El sargento la miró suspicaz, como temiendo envenenamiento. Movió el labio y el bigotito con él. Apolonia pensó que el bozo de su tío Mateo era más mostacho que aquella ridiculez.

-Gracias, señora –aunque el agradecimiento sonó a graznido -, se lo agradezco.

-Voy a por la boteja –dijo Pilar.

-Haremos corto con ella –comentó Jesús -, mejor la saco del pozo.

Quizá así no se les ocurriría inspeccionarlo. Dos días atrás habían arrojado en él, dentro de un saco con una piedra, el carné de la CNT de Julián. Y no hacía una hora que Pilar había hecho lo mismo con la escopeta.

-Trae un caldero –dijo a su hija mientras dejaba caer el cubo al pozo.

Estaban especialmente sedientos. Jesús no hacía más que sacar agua, que los soldados bebían con fluidez.

Hubo un griterío dentro de la casa. El suboficial con cara de satisfacción corrió hacia ella pistola en mano. Jesús quiso ir detrás, pero lo detuvieron las armas de los moros.

-¡Manos n’alto!

Ahora los encañonaban. Obedecieron incluida Apolonia, y Orosita sin entender nada, por imitación.

Lula gruñó.

-¡Lula, aquí! –ordenó Jesús temiendo que la dispararan.

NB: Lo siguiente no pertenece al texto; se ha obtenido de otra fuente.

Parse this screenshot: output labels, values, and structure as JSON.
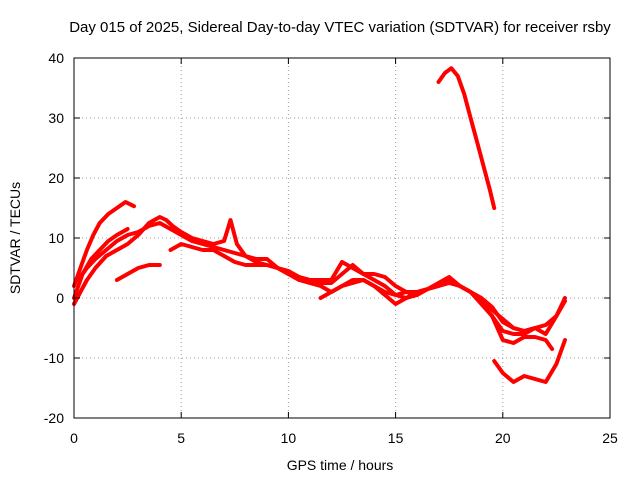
{
  "chart_data": {
    "type": "line",
    "title": "Day 015 of 2025, Sidereal Day-to-day VTEC variation (SDTVAR) for receiver rsby",
    "xlabel": "GPS time / hours",
    "ylabel": "SDTVAR / TECUs",
    "xlim": [
      0,
      25
    ],
    "ylim": [
      -20,
      40
    ],
    "xticks": [
      0,
      5,
      10,
      15,
      20,
      25
    ],
    "yticks": [
      -20,
      -10,
      0,
      10,
      20,
      30,
      40
    ],
    "grid": true,
    "line_color": "#ff0000",
    "series": [
      {
        "name": "trace-1",
        "x": [
          0.0,
          0.3,
          0.6,
          0.9,
          1.2,
          1.6,
          2.0,
          2.4,
          2.8
        ],
        "y": [
          2,
          5,
          8,
          10.5,
          12.5,
          14,
          15,
          16,
          15.3
        ]
      },
      {
        "name": "trace-2",
        "x": [
          0.0,
          0.4,
          0.8,
          1.2,
          1.6,
          2.0,
          2.5
        ],
        "y": [
          0,
          4,
          6.5,
          8,
          9.5,
          10.5,
          11.5
        ]
      },
      {
        "name": "trace-3",
        "x": [
          0.0,
          0.3,
          0.6,
          1.0,
          1.5,
          2.0,
          2.5,
          3.0,
          3.5,
          4.0,
          4.3,
          4.6,
          5.0,
          5.5,
          6.0,
          6.5,
          7.0,
          7.3,
          7.6,
          8.0,
          8.5,
          9.0,
          9.5,
          10.0,
          10.5,
          11.0,
          11.5,
          12.0,
          12.5,
          13.0,
          13.5,
          14.0,
          14.5,
          15.0,
          15.5,
          16.0,
          16.5,
          17.0,
          17.5,
          18.0,
          18.5,
          19.0,
          19.5,
          20.0,
          20.5,
          21.0,
          21.5,
          22.0,
          22.5,
          22.9
        ],
        "y": [
          -1,
          1,
          3,
          5,
          7,
          8,
          9,
          10.5,
          12.5,
          13.5,
          13,
          12,
          11,
          10,
          9.5,
          9,
          9.5,
          13,
          9,
          7,
          6.5,
          6.5,
          5,
          4,
          3.5,
          3,
          3,
          3,
          6,
          5,
          4,
          4,
          3.5,
          2,
          1,
          1,
          1.5,
          2,
          2.5,
          2,
          1,
          0,
          -1.5,
          -4,
          -5,
          -5.5,
          -5,
          -4.5,
          -3,
          -0.5
        ]
      },
      {
        "name": "trace-4",
        "x": [
          0.2,
          0.6,
          1.0,
          1.5,
          2.0,
          2.5,
          3.0,
          3.5,
          4.0,
          4.5,
          5.0,
          5.5,
          6.0,
          6.5,
          7.0,
          7.5,
          8.0,
          8.5,
          9.0,
          9.5,
          10.0,
          10.5,
          11.0,
          11.5,
          12.0,
          12.5,
          13.0,
          13.5,
          14.0,
          14.5,
          15.0,
          15.5,
          16.0,
          16.5,
          17.0,
          17.5,
          18.0,
          18.5,
          19.0,
          19.5,
          20.0,
          20.5,
          21.0,
          21.5,
          22.0,
          22.5,
          22.9
        ],
        "y": [
          3,
          5,
          6.5,
          8,
          9.5,
          10.5,
          11,
          12,
          12.5,
          11.5,
          10.5,
          9.5,
          9,
          8.5,
          8,
          7.5,
          7,
          6,
          5.5,
          5,
          4.5,
          3.5,
          3,
          2.5,
          2.5,
          4,
          5.5,
          4,
          3,
          2,
          0.5,
          1,
          0.5,
          1.5,
          2.5,
          3.5,
          2,
          1,
          -1,
          -3,
          -5.5,
          -6,
          -6,
          -5,
          -6,
          -3,
          0
        ]
      },
      {
        "name": "trace-5",
        "x": [
          2.0,
          2.5,
          3.0,
          3.5,
          4.0
        ],
        "y": [
          3,
          4,
          5,
          5.5,
          5.5
        ]
      },
      {
        "name": "trace-6",
        "x": [
          4.5,
          5.0,
          5.5,
          6.0,
          6.5,
          7.0,
          7.5,
          8.0,
          8.5,
          9.0,
          9.5,
          10.0,
          10.5,
          11.0,
          11.5,
          12.0,
          12.5,
          13.0,
          13.5,
          14.0,
          14.5,
          15.0,
          15.5,
          16.0,
          16.5,
          17.0,
          17.5,
          18.0,
          18.5,
          19.0,
          19.5,
          20.0,
          20.5,
          21.0,
          21.5
        ],
        "y": [
          8,
          9,
          8.5,
          8,
          8,
          7,
          6,
          5.5,
          5.5,
          5.5,
          5,
          4,
          3,
          2.5,
          2,
          1,
          2,
          3,
          3,
          2,
          1,
          0.5,
          0,
          1,
          1.5,
          2,
          3,
          2,
          1,
          -0.5,
          -2,
          -3.5,
          -5,
          -5.5,
          -5
        ]
      },
      {
        "name": "trace-7",
        "x": [
          11.5,
          12.0,
          12.5,
          13.0,
          13.5,
          14.0,
          14.5,
          15.0,
          15.5,
          16.0
        ],
        "y": [
          0,
          1,
          2,
          2.5,
          3,
          2,
          0.5,
          -1,
          0,
          0.5
        ]
      },
      {
        "name": "trace-8",
        "x": [
          17.0,
          17.3,
          17.6,
          17.9,
          18.2,
          18.5,
          18.8,
          19.1,
          19.4,
          19.6
        ],
        "y": [
          36,
          37.5,
          38.3,
          37,
          34,
          30,
          26,
          22,
          18,
          15
        ]
      },
      {
        "name": "trace-9",
        "x": [
          19.6,
          20.0,
          20.5,
          21.0,
          21.5,
          22.0,
          22.5,
          22.9
        ],
        "y": [
          -10.5,
          -12.5,
          -14,
          -13,
          -13.5,
          -14,
          -11,
          -7
        ]
      },
      {
        "name": "trace-10",
        "x": [
          19.5,
          20.0,
          20.5,
          21.0,
          21.5,
          22.0,
          22.3
        ],
        "y": [
          -3,
          -7,
          -7.5,
          -6.5,
          -6.5,
          -7,
          -8.5
        ]
      }
    ]
  }
}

La perra obedeció de mala gana, gruñendo y mostrando los dientes.

-Tranquila -dijo Jesús suavemente -. Cálmate.

Dentro un soldado había clavado la bayoneta en una enorme tinaja y había pinchado carne. El sargento lo encontró profundizando más para terminar de rematar a quien estuviera dentro.

El cuarto solo tenía como iluminación un ventanuco en el otro extremo y la puerta abierta. La tinaja estaba en un rincón medio en penumbra. Enfrente, otra gemela en la esquina.

Alumbró con la cerilla dentro de la tinaja. Había aceite y sumergidos trozos de costilla, rodajas gruesas de lomo, conejo y tajos de longaniza. Insultó a su hombre por haber gritado y clavar la bayoneta sin mirar antes qué contenía la tinaja.

-Tienen ustedes conserva –dijo al salir.

-¿Les apetece un poco? –ofreció Orosia.

-Por mí no hay inconveniente, pero éstos no comen cerdo.

Así que el sargento se comió con gula su buen plato de conserva variada, rico pan casero y mejor vino, mientras sus hombres se tenían que contentar con el agua.

-No sabía que tuviéramos vino –cuchicheó Pilar a su madre.

-Tu padre robó un tonelico del almacén de la Colectividad.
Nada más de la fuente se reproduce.